The Hidden Risks of Miscommunication in Healthcare
Clear communication is extremely important in the healthcare environment. When doctors, nurses, technicians and other staff misunderstand details that get relayed about a patient’s care, serious and sometimes fatal mistakes can follow. In this article, we look at some of the subtle ways communication failures endanger patient safety every day inside clinics and hospitals.
Dropped Details During Handoff
Clinical providers depend on effective handoffs as they transfer responsibility of patients between shifts or service teams. A night nurse needs full context from the previous nurse to prioritize what to monitor and address first and specialists consulting from the ER doctor require broad history to offer appropriate treatment suggestions over the phone. Suboptimal handoffs breed confusion.
For example, while verbally presenting a trauma patient’s condition during a nursing shift change, one RN neglects to mention the high blood pressure recorded earlier. So the incoming RN omits to administer those medications from their tasks, allowing pressure to keep rising unchecked. Any care details that get lost in discussion translation or omitted from reference jeopardize patients.
Incomplete Patient-Provider Exchanges
Likewise, when patients poorly articulate chief complaints or medical history during visits, physician understanding suffers. Language barriers, cultural differences in describing symptoms, and simple unfamiliarity with one’s own conditions prevent robust information exchange.
So perhaps a parent brings their toddler to the pediatrician with concerns about breathing issues but neglects to mention day care peer chickenpox infections. Without considering that reference, the doctor pursues entirely different diagnostics for what seems isolated respiratory distress. Gaps impede optimal care planning.
Telephone/Virtual Misinterpretations
With rising popularity of telemedicine, risks grow for nuance getting lost when doctors and nurses cannot directly see or touch patients. Over a fuzzy video or phone call, it becomes easier to downplay symptoms like rashes, edema or pain levels when unable to visualize their true extent in-person. Electronic mediums carry a greater risk of miscommunication dismissal.

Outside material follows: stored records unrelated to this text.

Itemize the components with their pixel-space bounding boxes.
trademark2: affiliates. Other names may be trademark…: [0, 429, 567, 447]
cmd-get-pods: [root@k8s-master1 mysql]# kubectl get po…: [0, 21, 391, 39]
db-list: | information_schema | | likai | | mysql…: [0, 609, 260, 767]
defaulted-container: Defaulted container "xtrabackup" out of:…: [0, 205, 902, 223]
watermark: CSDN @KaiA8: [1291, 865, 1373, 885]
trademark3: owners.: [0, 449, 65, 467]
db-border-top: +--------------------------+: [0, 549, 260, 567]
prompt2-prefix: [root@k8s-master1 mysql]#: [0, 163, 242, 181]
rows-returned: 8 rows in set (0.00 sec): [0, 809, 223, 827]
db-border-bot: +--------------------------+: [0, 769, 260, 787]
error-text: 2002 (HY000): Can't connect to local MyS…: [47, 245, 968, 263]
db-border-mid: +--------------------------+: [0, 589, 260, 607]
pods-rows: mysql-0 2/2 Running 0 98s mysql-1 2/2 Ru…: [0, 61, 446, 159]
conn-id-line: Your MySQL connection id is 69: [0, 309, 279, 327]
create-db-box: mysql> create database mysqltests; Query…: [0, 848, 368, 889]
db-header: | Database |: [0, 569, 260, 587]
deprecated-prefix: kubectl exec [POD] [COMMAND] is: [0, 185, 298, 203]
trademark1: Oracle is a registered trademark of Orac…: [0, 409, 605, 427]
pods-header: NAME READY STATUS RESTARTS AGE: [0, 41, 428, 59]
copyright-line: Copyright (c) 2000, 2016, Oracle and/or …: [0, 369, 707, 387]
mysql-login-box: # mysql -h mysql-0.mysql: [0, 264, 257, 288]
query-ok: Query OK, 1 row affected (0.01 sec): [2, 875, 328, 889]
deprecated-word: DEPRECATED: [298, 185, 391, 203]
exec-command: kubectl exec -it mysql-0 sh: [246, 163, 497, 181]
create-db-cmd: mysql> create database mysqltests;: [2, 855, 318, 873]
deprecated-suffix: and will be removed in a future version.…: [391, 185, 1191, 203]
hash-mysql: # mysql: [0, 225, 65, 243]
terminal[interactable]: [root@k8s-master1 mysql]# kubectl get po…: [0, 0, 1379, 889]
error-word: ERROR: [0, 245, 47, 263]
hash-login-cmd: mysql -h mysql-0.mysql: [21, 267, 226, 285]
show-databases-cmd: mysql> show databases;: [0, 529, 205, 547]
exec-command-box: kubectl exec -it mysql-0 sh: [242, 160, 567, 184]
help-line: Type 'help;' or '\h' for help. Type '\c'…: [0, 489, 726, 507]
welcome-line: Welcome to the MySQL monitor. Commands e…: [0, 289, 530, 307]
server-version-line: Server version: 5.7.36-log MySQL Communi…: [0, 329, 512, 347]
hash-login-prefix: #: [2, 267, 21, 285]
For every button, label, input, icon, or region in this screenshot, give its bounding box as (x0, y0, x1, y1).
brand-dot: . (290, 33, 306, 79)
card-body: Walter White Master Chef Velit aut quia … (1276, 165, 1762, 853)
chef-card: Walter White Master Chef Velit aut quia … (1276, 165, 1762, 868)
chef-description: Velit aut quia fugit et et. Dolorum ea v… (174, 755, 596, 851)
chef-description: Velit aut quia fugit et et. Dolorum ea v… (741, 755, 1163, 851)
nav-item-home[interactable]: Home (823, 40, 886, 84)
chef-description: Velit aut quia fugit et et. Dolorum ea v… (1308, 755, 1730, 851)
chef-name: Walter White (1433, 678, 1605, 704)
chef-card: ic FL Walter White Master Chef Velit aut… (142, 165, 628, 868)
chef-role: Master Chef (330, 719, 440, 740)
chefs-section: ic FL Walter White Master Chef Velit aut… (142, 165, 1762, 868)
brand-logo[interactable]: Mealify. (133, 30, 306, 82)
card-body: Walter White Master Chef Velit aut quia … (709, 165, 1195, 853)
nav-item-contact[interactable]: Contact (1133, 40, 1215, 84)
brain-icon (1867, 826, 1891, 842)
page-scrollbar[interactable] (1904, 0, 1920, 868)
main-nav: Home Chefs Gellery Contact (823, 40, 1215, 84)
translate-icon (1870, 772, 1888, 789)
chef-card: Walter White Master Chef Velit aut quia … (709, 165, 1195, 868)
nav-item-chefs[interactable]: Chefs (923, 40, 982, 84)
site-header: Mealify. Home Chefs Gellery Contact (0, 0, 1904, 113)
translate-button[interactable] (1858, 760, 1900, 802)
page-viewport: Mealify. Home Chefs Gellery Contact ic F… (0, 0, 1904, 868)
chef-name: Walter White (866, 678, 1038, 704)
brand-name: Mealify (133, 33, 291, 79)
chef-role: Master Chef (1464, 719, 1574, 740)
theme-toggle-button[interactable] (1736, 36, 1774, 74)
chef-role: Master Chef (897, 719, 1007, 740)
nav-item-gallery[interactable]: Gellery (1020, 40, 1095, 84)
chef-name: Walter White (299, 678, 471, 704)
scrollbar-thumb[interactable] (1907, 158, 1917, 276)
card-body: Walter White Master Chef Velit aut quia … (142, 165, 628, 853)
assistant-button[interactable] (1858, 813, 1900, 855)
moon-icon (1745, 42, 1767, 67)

Equally, clinicians struggle to read tenor and emotions during virtual visits. Does a trembling lower lip mean anxiety or pain? The people at Med Abbrev explain that without observing body language in totality, assessments weaken and calls dropping mid-sentence obviously distort relayed medical references between remote parties.
Unsecure Messaging Confusion
Understaffed hospital units frequently use unsecure communication methods likes texts or emails between doctors and nurses but messaging apps carry more room for confusion than direct conversation. If an ER doctor texts a specialty physician an abbreviated summary of a complex case needing input but uses unclear shorthand or leaves out pieces, consultation advice suffers.
References and recommendations passed along insecure platforms degrade without full context and simultaneous similar patient load texts heighten misinterpretation risk. Clinical advice depends on clear, complete communication.
Uncoordinated Documentation Hurts
Finally, inconsistent documentation practices between doctors, nurses and other staff can complicate information sharing enormously. When providers use non-standard abbreviations or shorthand variably, records turn confusing. Lacking notation consensus muddles subsequent clinical decision-making.
For example, Doctor A’s reference to “IV fluids” meaning intravenous saline differs from Nurse B defaulting “IV fluids” to heparin drip totals. Such conflicts decoding medical chart notations, medication names, and symptom shorthand can cause dangerous care coordination issues for patients. Establishing unified terminology and notation conventions optimizes clear communication through records.
Conclusion
Managing patient care across teams, facilities and technologies leaves ample room for confusion, distortions and accidental omission of data. Dropped details during handoffs, incomplete patient storytelling, virtual visit struggles reading body language, and insecure textual miscommunications all contribute. Healthcare teams must vigilantly verify understanding to combat subtle communication failure risks jeopardizing safety every day. Double checking references makes care safer.